Dislivello effettivo: m. 985 (dato GPS)
Distanza salita e discesa: Km 9,500 (dato GPS)
Tempo totale salita e discesa: circa 2 ore
Cartografia: Carta Nazionale Svizzera 1:25 000 foglio 1309 Simplon.
Periodo consigliato: Inverno/Primavera
Bollettino Meteo della zona
Copertura telefonia cellulare: Buona copertaura lungo tutto il percorso, con operatore Svizzero.
Punto di ristoro/colazione/merende:
Rifornimento di acqua: In condizione invernale nessuna possibilità di rifornimento d'acqua.
Descrizione dell’itinerario:Facile gita scialpinistica praticabile anche dopo una nevicata, notevole il paesaggio.
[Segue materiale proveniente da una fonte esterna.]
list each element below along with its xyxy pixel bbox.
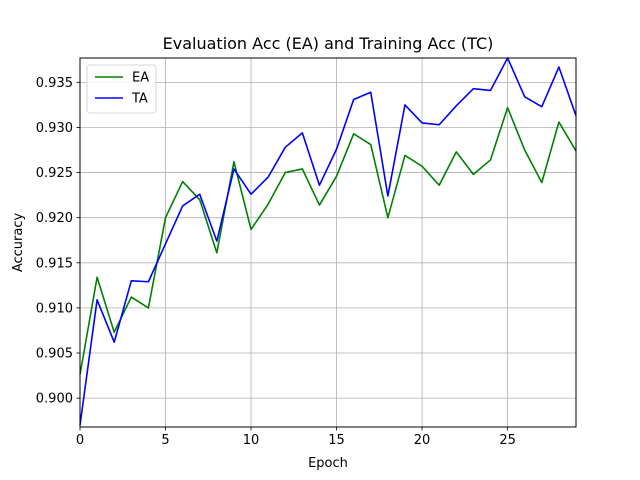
y-tick-label: 0.930 (36, 121, 73, 136)
y-tick-label: 0.935 (36, 76, 73, 91)
legend-label-ta: TA (131, 92, 148, 107)
x-tick-label: 15 (328, 433, 345, 448)
y-axis-label: Accuracy (11, 213, 26, 273)
y-tick-label: 0.905 (36, 347, 73, 362)
chart-title: Evaluation Acc (EA) and Training Acc (TC… (163, 34, 494, 53)
x-tick-label: 10 (243, 433, 260, 448)
x-tick-label: 5 (161, 433, 169, 448)
series-line-ta (79, 57, 577, 426)
y-tick-label: 0.910 (36, 301, 73, 316)
y-tick-label: 0.900 (36, 392, 73, 407)
x-tick-label: 20 (414, 433, 431, 448)
x-tick-label: 0 (76, 433, 84, 448)
series-line-ea (79, 106, 577, 375)
ticks: 0 5 10 15 20 25 0.900 0.905 0.910 0.915 0.920 0.925… (36, 76, 516, 448)
y-tick-label: 0.920 (36, 211, 73, 226)
y-tick-label: 0.925 (36, 166, 73, 181)
plot-frame (79, 57, 577, 428)
y-tick-label: 0.915 (36, 256, 73, 271)
x-axis-label: Epoch (308, 456, 348, 471)
grid (79, 58, 576, 427)
x-tick-label: 25 (499, 433, 516, 448)
legend-label-ea: EA (132, 71, 149, 86)
series-group (79, 57, 577, 426)
legend: EA TA (86, 64, 157, 114)
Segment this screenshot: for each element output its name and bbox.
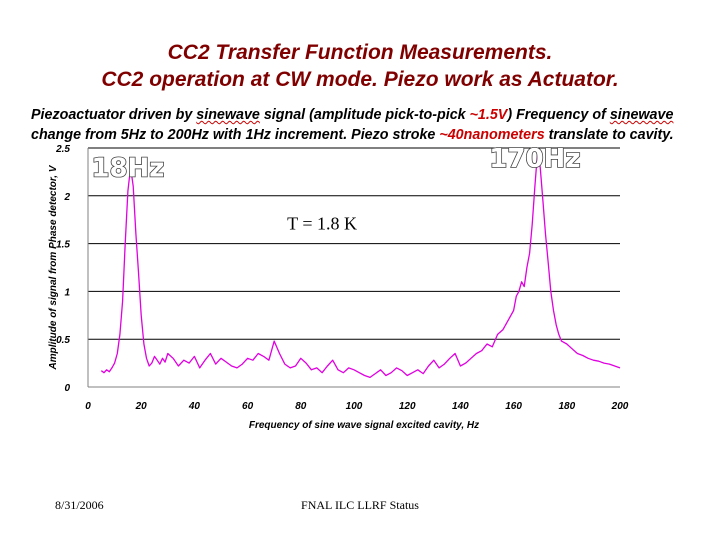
x-tick-label: 120 (399, 401, 416, 412)
desc-text-flagged: sinewave (196, 107, 260, 123)
x-tick-label: 100 (346, 401, 363, 412)
footer-status: FNAL ILC LLRF Status (301, 498, 419, 512)
desc-text: ) Frequency of (507, 107, 610, 123)
x-tick-label: 0 (85, 401, 91, 412)
desc-text-flagged: sinewave (609, 107, 674, 123)
y-tick-label: 0.5 (56, 335, 70, 346)
x-tick-label: 200 (611, 401, 629, 412)
x-tick-label: 20 (135, 401, 148, 412)
slide-title-line1: CC2 Transfer Function Measurements. (167, 41, 553, 64)
desc-text: Piezoactuator driven by (31, 107, 197, 123)
footer-date: 8/31/2006 (55, 498, 104, 512)
y-tick-label: 2 (63, 192, 70, 203)
desc-text: change from 5Hz to 200Hz with 1Hz increm… (31, 127, 440, 143)
x-tick-label: 80 (295, 401, 307, 412)
x-tick-label: 160 (505, 401, 522, 412)
temperature-annotation: T = 1.8 K (287, 213, 357, 233)
series-line-amplitude (100, 152, 621, 379)
y-tick-label: 1.5 (56, 240, 70, 251)
desc-text: signal (amplitude pick-to-pick (259, 107, 470, 123)
slide-title-line2: CC2 operation at CW mode. Piezo work as … (101, 68, 619, 91)
stroke-value: ~40nanometers (439, 127, 545, 143)
y-axis-label: Amplitude of signal from Phase detector,… (48, 164, 59, 370)
x-tick-label: 60 (242, 401, 254, 412)
x-axis-label: Frequency of sine wave signal excited ca… (249, 420, 479, 431)
desc-text: translate to cavity. (544, 127, 674, 143)
y-tick-label: 1 (64, 287, 70, 298)
x-tick-label: 180 (558, 401, 575, 412)
description-line2: change from 5Hz to 200Hz with 1Hz increm… (31, 125, 711, 145)
amplitude-value: ~1.5V (469, 107, 508, 123)
peak-annotation: 18Hz (91, 154, 164, 184)
y-tick-label: 2.5 (55, 144, 70, 155)
peak-annotation: 170Hz (489, 144, 580, 174)
y-tick-label: 0 (64, 383, 70, 394)
x-tick-label: 40 (188, 401, 201, 412)
description-line1: Piezoactuator driven by sinewave signal … (31, 105, 711, 125)
x-tick-label: 140 (452, 401, 469, 412)
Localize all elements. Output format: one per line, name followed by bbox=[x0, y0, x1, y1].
Dalla cima è possibile spaziare a 360° osservando le più famose e conosciute cime della Svizzere. Da Domodossola seguite la supestrada che vi porta al Passo del Sempione. Arrivate a Engiloch, sulla vostra sinistra trovate un ampio parcheggio, dove potete lasciare l'auto. Dal parcheggio scendete verso il fiume che attraversate su di un ponticello. Da qui ha inizio la gita. Imboccate l'ampio vallone, che inizialmente dolce poi sempre più ripido vi porterà alla piana di Wysse Bode.Vi portate alla sinistra della cascata che con ripido pendio vi porterà ad un piccolo pianoro con dei cartelli indicatori per i laghi di Sirwooltese. In direzione NW, risalite il pendio che vi porterà nella vasta conca che conduce al Sirwoltesattel m. 2621 s.l.m.Arrivati al colle, scendete leggermente per affrontare un traverso (prestare attenzione in questo tratto se non ci sono condizioni di neve assestata). Proseguite in direzione NE, e in breve sarete in vetta al Galehorn m. 2797 s.l.m. Per la discesa è consigliato, ma solo in condizioni sicure, farsi una bella sciata attraverso il ripido canale Est, oppure ripercorrere la stessa traccia di salita.